Besuch beim Barsbüttler Bürgermeister
Thomas Schreitmüller, auch Vorsitzender des Stormarner Gemeindetags, befasste sich gerade mit dem vom Land geplanten Haushaltskonsolidierungsgesetz. Das Innenministerium des Landes hat einen Gesetzesentwurf vorgelegt, der allerdings nicht mit den kommunalen Landesverbänden abgestimmt war. Thomas Schreitmüller: „Der Gedanke, besonders bedürftigen Gemeinden bei der Konsolidierung ihrer Finanzen zu helfen, ist richtig. Das sollte aber nicht dazu führen, dass andere Gemeinden schlechter dastehen als bisher." Hintergrund: Die Kommen sollen laut Gesetzentwurf einen doppelten Solidarbeitrag leisten, zum einen durch „ihren" Anteil an den Steuermehreinnahmen durch die erhöhte Grunderwerbssteuer, zum anderen sollen pauschal 15 Millionen Euro aus der Schlüsselmasse entnommen werden, die auf alle Gemeinden verteilt werden würde.

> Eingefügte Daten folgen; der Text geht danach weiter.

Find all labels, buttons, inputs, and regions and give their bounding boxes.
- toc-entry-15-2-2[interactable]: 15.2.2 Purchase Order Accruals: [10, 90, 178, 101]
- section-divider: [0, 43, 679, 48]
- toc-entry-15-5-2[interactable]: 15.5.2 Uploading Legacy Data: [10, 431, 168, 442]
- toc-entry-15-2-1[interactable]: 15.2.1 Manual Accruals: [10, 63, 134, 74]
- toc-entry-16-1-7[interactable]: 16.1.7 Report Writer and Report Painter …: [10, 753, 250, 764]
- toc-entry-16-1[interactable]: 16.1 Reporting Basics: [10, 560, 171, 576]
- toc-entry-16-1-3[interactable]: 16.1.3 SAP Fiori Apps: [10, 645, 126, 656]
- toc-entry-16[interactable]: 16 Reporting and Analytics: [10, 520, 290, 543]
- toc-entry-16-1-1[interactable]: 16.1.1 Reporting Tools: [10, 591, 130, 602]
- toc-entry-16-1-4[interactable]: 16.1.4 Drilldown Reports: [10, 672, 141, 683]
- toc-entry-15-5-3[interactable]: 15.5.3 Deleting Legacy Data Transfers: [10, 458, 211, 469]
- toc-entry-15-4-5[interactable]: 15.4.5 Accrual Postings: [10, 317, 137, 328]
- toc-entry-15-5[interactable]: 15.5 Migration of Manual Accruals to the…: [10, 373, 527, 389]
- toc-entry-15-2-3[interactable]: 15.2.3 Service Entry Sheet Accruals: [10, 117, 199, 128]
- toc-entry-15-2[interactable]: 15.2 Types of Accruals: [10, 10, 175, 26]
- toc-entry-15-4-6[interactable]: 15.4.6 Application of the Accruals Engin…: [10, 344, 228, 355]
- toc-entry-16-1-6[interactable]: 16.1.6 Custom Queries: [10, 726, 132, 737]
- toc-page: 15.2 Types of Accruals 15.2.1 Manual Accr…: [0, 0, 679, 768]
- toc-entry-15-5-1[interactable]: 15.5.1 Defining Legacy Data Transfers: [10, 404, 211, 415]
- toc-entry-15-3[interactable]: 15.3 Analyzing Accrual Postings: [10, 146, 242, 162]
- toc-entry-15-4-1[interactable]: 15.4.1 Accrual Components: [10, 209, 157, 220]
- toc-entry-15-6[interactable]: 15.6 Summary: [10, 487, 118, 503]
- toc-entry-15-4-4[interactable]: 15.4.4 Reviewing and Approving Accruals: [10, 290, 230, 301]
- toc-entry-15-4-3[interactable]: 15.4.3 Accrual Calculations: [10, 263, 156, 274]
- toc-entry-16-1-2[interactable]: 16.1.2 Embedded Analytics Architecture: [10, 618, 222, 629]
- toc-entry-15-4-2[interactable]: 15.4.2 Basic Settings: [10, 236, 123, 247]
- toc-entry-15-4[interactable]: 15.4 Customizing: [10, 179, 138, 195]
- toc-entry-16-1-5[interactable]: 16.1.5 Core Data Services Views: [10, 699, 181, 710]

Martin Habersaat berichtete von seiner Arbeit in Kiel, wo er unter anderem der Enquetekommission „Norddeutsche Zusammenarbeit" angehört. Seine Hoffnung ist es, in den nächsten Jahren eine gemeinsame Schulentwicklungsplanung mit Hamburg zu erreichen, in der die Schulen im Hamburger Rand im Zusammenhang betrachtet werden und „Worte wie ‚Gastschulabkommen' der Vergangenheit angehören." Ebenso gehe es in der Kommission über länderübergreifende Gewerbegebiete, auch ein Übergang der Regionalplanung von Kiel an die betroffenen Regionen ist für Barsbüttel von Bedeutung. Dies hatten zuletzt die Arbeiten am neuen Flächennutzungsplan der Gemeinde gezeigt. Habersaat: „Auf der einen Seite sagen alle Experten, dass Barsbüttel entlang der A1 ein begehrter Standort für neue Gewerbeflächen ist, auf der anderen Seite bremst Kiel das aus - das passt nicht zusammen." Künftig sollen die betroffenen Kreise miteinander ihre Regionalplanung entwickeln können; im September wird der Wirtschaftsausschuss des Kreises dieses Thema behandeln.

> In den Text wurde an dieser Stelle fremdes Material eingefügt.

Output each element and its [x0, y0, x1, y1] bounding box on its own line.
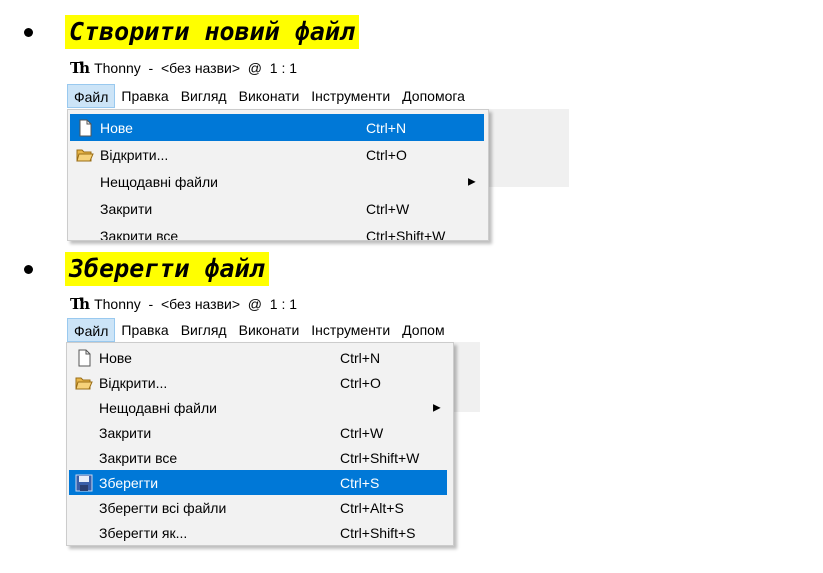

Der Bürgermeister hofft, für Barsbüttel in den kommenden Jahren einen Anteil an den Geldern erreichen zu können, die das Land für Sozialpädagogen an Schulen zur Verfügung stellt. Im kommenden Schuljahr wurden zunächst nur ‚Soziale Brennpunkte' berücksichtig, zu denen Barsbüttel - glücklicherweise - nicht zählt. Da künftig auch Bundesmittel für diese Aufgaben zur Verfügung stehen, sei die Einrichtung einer halben Stelle für sozialpädagogische Arbeit an den beiden Grundschulen der Gemeinde vorstellbar. Noch gibt der Arbeitsmarkt Sozialpädagogen her - kritischer werde die Lage bei Erzieherinnen, berichtete Schreitmüller, der aber auch eine gute Nachricht hatte: Gerade konnte er die ersten zwei Verträge für „Bufdis" unterschreiben - über den Bundesfreiwilligendienst kann das Projekt der Schulbusbegleitung in der Gemeinde Barsbüttel fortgesetzt werden.

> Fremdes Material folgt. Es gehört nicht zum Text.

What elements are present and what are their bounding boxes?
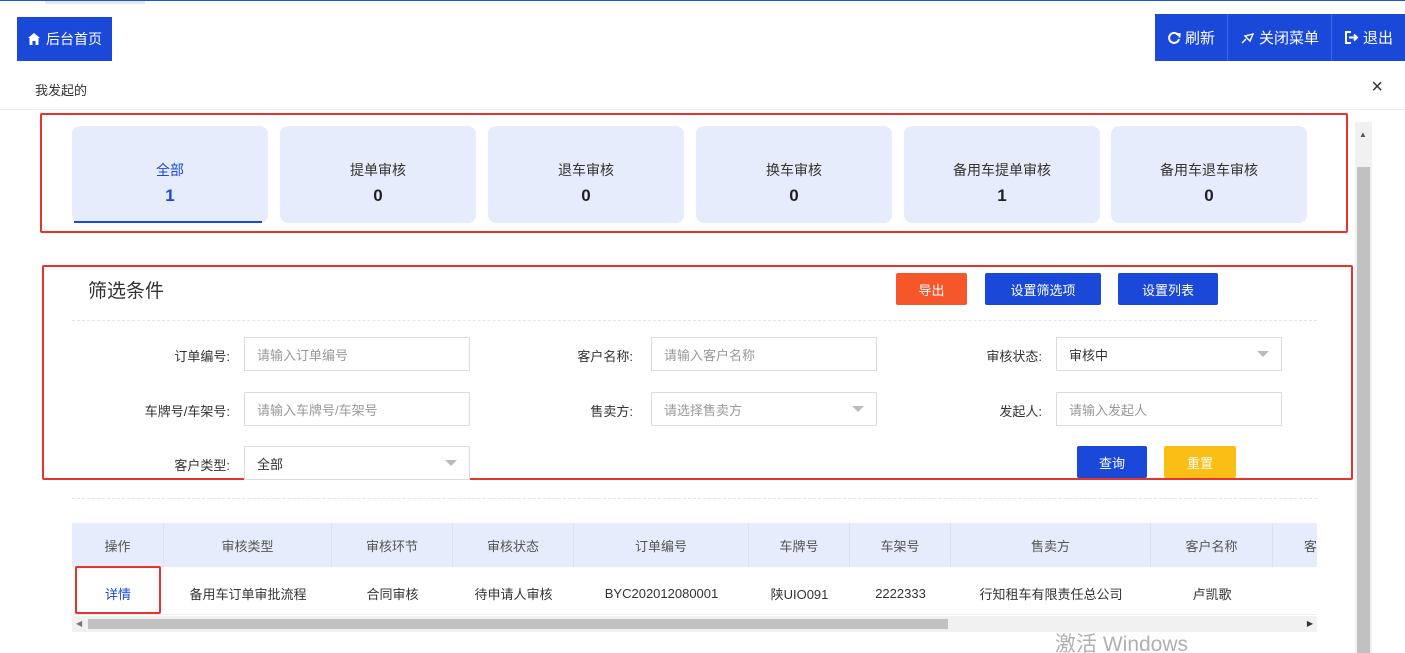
tab-count: 0 — [373, 186, 383, 205]
table-row: 详情 备用车订单审批流程 合同审核 待申请人审核 BYC202012080001… — [72, 571, 1317, 615]
scroll-right-icon[interactable]: ▶ — [1307, 619, 1313, 628]
scrollbar-thumb[interactable] — [88, 619, 948, 629]
home-button[interactable]: 后台首页 — [17, 17, 112, 61]
customer-name-label: 客户名称: — [577, 349, 633, 364]
table-cell: 2222333 — [875, 585, 926, 601]
tab-spare-order-review[interactable]: 备用车提单审核 1 — [904, 126, 1100, 223]
table-cell: 待申请人审核 — [474, 586, 553, 602]
logout-label: 退出 — [1362, 30, 1393, 47]
customer-type-select[interactable]: 全部 — [244, 446, 470, 480]
chevron-down-icon — [852, 406, 864, 412]
close-icon[interactable]: × — [1371, 76, 1383, 99]
tab-label: 换车审核 — [766, 162, 822, 178]
page-header: 我发起的 × — [0, 66, 1405, 110]
refresh-icon — [1168, 31, 1181, 44]
table-cell: 行知租车有限责任总公司 — [979, 586, 1123, 602]
refresh-label: 刷新 — [1184, 30, 1215, 47]
divider — [72, 320, 1317, 321]
tab-all[interactable]: 全部 1 — [72, 126, 268, 223]
top-tab-indicator — [45, 1, 145, 4]
order-no-label: 订单编号: — [174, 349, 230, 364]
table-cell — [1273, 571, 1317, 615]
tab-spare-return-review[interactable]: 备用车退车审核 0 — [1111, 126, 1307, 223]
scrollbar-thumb[interactable] — [1357, 167, 1370, 653]
column-header: 车牌号 — [749, 523, 850, 567]
set-filter-button[interactable]: 设置筛选项 — [985, 273, 1101, 305]
scroll-up-icon[interactable]: ▲ — [1359, 130, 1367, 139]
column-header: 审核环节 — [332, 523, 453, 567]
refresh-button[interactable]: 刷新 — [1155, 14, 1227, 61]
plate-label: 车牌号/车架号: — [144, 404, 230, 419]
tab-label: 提单审核 — [350, 162, 406, 178]
tab-count: 0 — [789, 186, 799, 205]
chevron-down-icon — [1257, 351, 1269, 357]
chevron-down-icon — [445, 460, 457, 466]
close-menu-button[interactable]: 关闭菜单 — [1226, 14, 1331, 61]
close-menu-label: 关闭菜单 — [1258, 30, 1319, 47]
tab-count: 1 — [997, 186, 1007, 205]
column-header: 审核状态 — [453, 523, 574, 567]
table-cell: 陕UIO091 — [770, 586, 829, 602]
tab-exchange-review[interactable]: 换车审核 0 — [696, 126, 892, 223]
windows-activation-watermark: 激活 Windows — [1055, 633, 1189, 653]
initiator-input[interactable]: 请输入发起人 — [1056, 392, 1282, 426]
status-value: 审核中 — [1069, 347, 1109, 363]
tab-return-review[interactable]: 退车审核 0 — [488, 126, 684, 223]
top-bar: 后台首页 刷新 关闭菜单 退出 — [0, 0, 1405, 61]
page-title: 我发起的 — [35, 83, 88, 98]
set-columns-button[interactable]: 设置列表 — [1118, 273, 1218, 305]
logout-icon — [1344, 31, 1359, 44]
column-header: 订单编号 — [574, 523, 749, 567]
seller-placeholder: 请选择售卖方 — [664, 402, 743, 418]
status-select[interactable]: 审核中 — [1056, 337, 1282, 371]
tab-label: 全部 — [156, 162, 184, 178]
seller-select[interactable]: 请选择售卖方 — [651, 392, 877, 426]
table-header-row: 操作 审核类型 审核环节 审核状态 订单编号 车牌号 车架号 售卖方 客户名称 … — [72, 523, 1317, 567]
tab-label: 备用车提单审核 — [953, 162, 1051, 178]
table-cell: 卢凯歌 — [1192, 586, 1232, 602]
seller-label: 售卖方: — [590, 404, 633, 419]
tab-count: 1 — [165, 186, 175, 205]
tab-count: 0 — [581, 186, 591, 205]
tab-count: 0 — [1204, 186, 1214, 205]
column-header: 车架号 — [850, 523, 951, 567]
pin-icon — [1241, 32, 1255, 43]
tab-label: 备用车退车审核 — [1160, 162, 1258, 178]
status-label: 审核状态: — [986, 349, 1042, 364]
table-cell: 备用车订单审批流程 — [189, 586, 307, 602]
divider — [72, 498, 1317, 499]
tab-label: 退车审核 — [558, 162, 614, 178]
export-button[interactable]: 导出 — [896, 273, 967, 305]
scroll-left-icon[interactable]: ◀ — [76, 619, 82, 628]
logout-button[interactable]: 退出 — [1330, 14, 1405, 61]
column-header: 客户名称 — [1151, 523, 1273, 567]
home-icon — [28, 33, 40, 45]
table-cell: 合同审核 — [366, 586, 419, 602]
customer-type-value: 全部 — [257, 456, 284, 472]
table-cell: BYC202012080001 — [604, 585, 719, 601]
initiator-label: 发起人: — [999, 404, 1042, 419]
query-button[interactable]: 查询 — [1077, 446, 1147, 478]
order-no-input[interactable]: 请输入订单编号 — [244, 337, 470, 371]
customer-type-label: 客户类型: — [174, 458, 230, 473]
detail-highlight-box — [75, 566, 161, 614]
column-header: 审核类型 — [164, 523, 332, 567]
reset-button[interactable]: 重置 — [1164, 446, 1236, 478]
column-header: 售卖方 — [951, 523, 1151, 567]
home-label: 后台首页 — [46, 31, 102, 47]
top-actions: 刷新 关闭菜单 退出 — [1154, 14, 1405, 61]
plate-input[interactable]: 请输入车牌号/车架号 — [244, 392, 470, 426]
customer-name-input[interactable]: 请输入客户名称 — [651, 337, 877, 371]
filter-title: 筛选条件 — [88, 281, 165, 302]
tab-order-review[interactable]: 提单审核 0 — [280, 126, 476, 223]
column-header: 客 — [1303, 538, 1317, 554]
column-header: 操作 — [72, 523, 164, 567]
vertical-scrollbar[interactable]: ▲ — [1355, 122, 1372, 653]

Abschließend warfen Bürgermeister und Abgeordneter einen Blick auf das Haus, in dem sie saßen: Um die Sanierung des Rathauses gab es in den vergangenen Wochen viel Aufregung. Habersaat begrüßte den Beschluss des Planungsausschusses, der „Bürgerinitiative Ortsmitte" über einen eigenen Gutachter eine Überprüfung des Sanierungsbedarfs des Rathauses zu ermöglichen. Dann sollen in einer öffentlichen Veranstaltung alle Gutachter zu Wort kommen. Habersaat und Schreitmüller: „Niemand in Barsbüttel rechnet Sanierungskosten künstlich hoch. Wichtig ist, mit allen interessierten Bürgerinnen und Bürgern in einen konstruktiven Dialog zu kommen und gemeinsam eine Lösung zu entwickeln."